Pesan Mendalam Ahmad Bustomi untuk Dony Tri Pamungkas

SKOR.id - Dony Tri Pamungkas menjadi salah satu pemain muda yang tampil apik bersama Timnas Indonesia pada FIFA Series 2026. Bermain dalam dua laga melawan Saint Kitts dan Nevis serta Bulgaria, performa Dony Tri Pamungkas di posisi bek kiri menuai pujian.
Potensi Dony Tri Pamungkas pun sudah dilihat eks gelandang Timnas Indonesia, Ahmad Bustomi, jauh sebelum dirinya dipanggil ke Timnas senior.
Sekadar mengingatkan, Ahmad Bustomi pernah memperkuat Persija Jakarta pada Liga 1 musim 2021-2022. Ketika itu, Dony Tri Pamungkas masih menjadi bagian tim junior Persija, yang kerap dipromosikan untuk bermain ke tim senior Macan Kemayoran.
“Waktu itu dari Persela saya pindah ke Persija setengah musim.
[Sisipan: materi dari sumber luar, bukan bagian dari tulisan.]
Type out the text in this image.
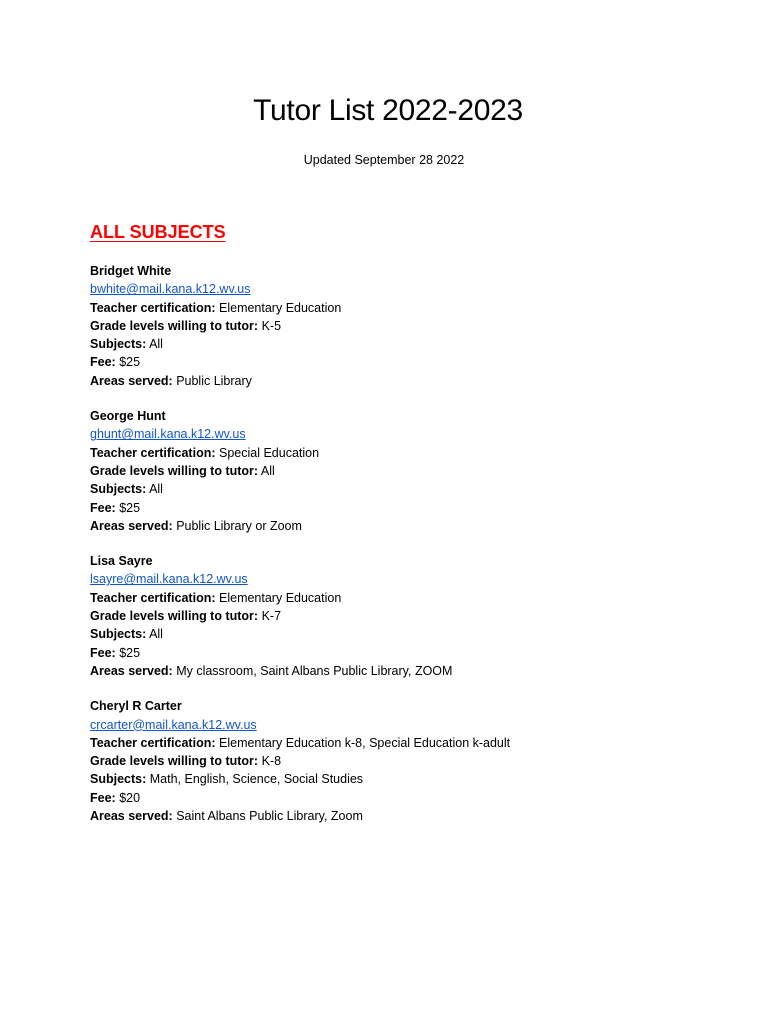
Tutor List 2022-2023

Updated September 28 2022

ALL SUBJECTS
Bridget White
bwhite@mail.kana.k12.wv.us
Teacher certification: Elementary Education
Grade levels willing to tutor: K-5
Subjects: All
Fee: $25
Areas served: Public Library
George Hunt
ghunt@mail.kana.k12.wv.us
Teacher certification: Special Education
Grade levels willing to tutor: All
Subjects: All
Fee: $25
Areas served: Public Library or Zoom
Lisa Sayre
lsayre@mail.kana.k12.wv.us
Teacher certification: Elementary Education
Grade levels willing to tutor: K-7
Subjects: All
Fee: $25
Areas served: My classroom, Saint Albans Public Library, ZOOM
Cheryl R Carter
crcarter@mail.kana.k12.wv.us
Teacher certification: Elementary Education k-8, Special Education k-adult
Grade levels willing to tutor: K-8
Subjects: Math, English, Science, Social Studies
Fee: $20
Areas served: Saint Albans Public Library, Zoom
Nah, angkatannya Dony itu bagus-bagus. Jadi waktu itu ada Dony Tri, Rio Fahmi, ada (Muhammad) Ferarri. Jadi saya sering ketika saya nambah latihan, mereka itu ikut,” kata Ahmad Bustomi, di sela-sela kegiatan Second Chance di Stadion Patriot Candrabhaga, Bekasi, Minggu (29/3/2026).
Menurut Bustomi, awalnya para pemain muda tersebut malu-malu. Namun akhirnya diajak bicara, hingga akhirnya mereka merasa nyaman.
“Saya lihat mereka punya potensi yang luar biasa,” jelas eks pemain Arema FC itu.
Lebih lanjut, dia pun ikut senang kali ini Dony Tri sudah bisa dipanggil ke Timnas senior. Terlebih, pemain berusia 21 tahun itu mampu menunjukkan performa yang impresif bersama skuad Garuda pada FIFA Series kali ini.
Namun begitu, Bustomi juga memberikan pesan yang mendalam untuk Dony Tri.
“Semoga bisa menjaga performanya. Saya bilang sama dia harus konsisten di situ,” pesannya.
Selain itu, pria yang kini sudah berprofesi sebagai pelatih tersebut juga turut mengomentari kiprah pelatih anyar Timnas Indonesia, John Herdman. Meski begitu, dia tidak ingin membandingkan John Herdman dengan pelatih Timnas Indonesia sebelumnya.
“Kalau Timnas setiap pelatih punya filosofinya masing-masing, punya gaya masing-masing. Saya enggak mau membandingkan. Yang jelas semua pelatih itu sama, ingin memenangkan pertandingan. Semua pelatih ingin untuk berprestasi,” ujar pelatih berusia 40 tahun tersebut.
“Masih banyak pertandingan ke depan, nanti kita lihat seperti apa. Itu proses juga. Jadi saya pribadi juga sebagai penonton, sebagai rakyat, harus siap dengan proses itu. Tidak ada yang instan,” pungkasnya.
Seperti diketahui, pada FIFA Series 2026, Timnas Indonesia gagal menjadi juara. Itu setelah mereka kalah tipis 0-1 dari Bulgari pada laga final di Stadion Utama Gelora Bung Karno, Jakarta, Senin (30/3/2026) malam WIB.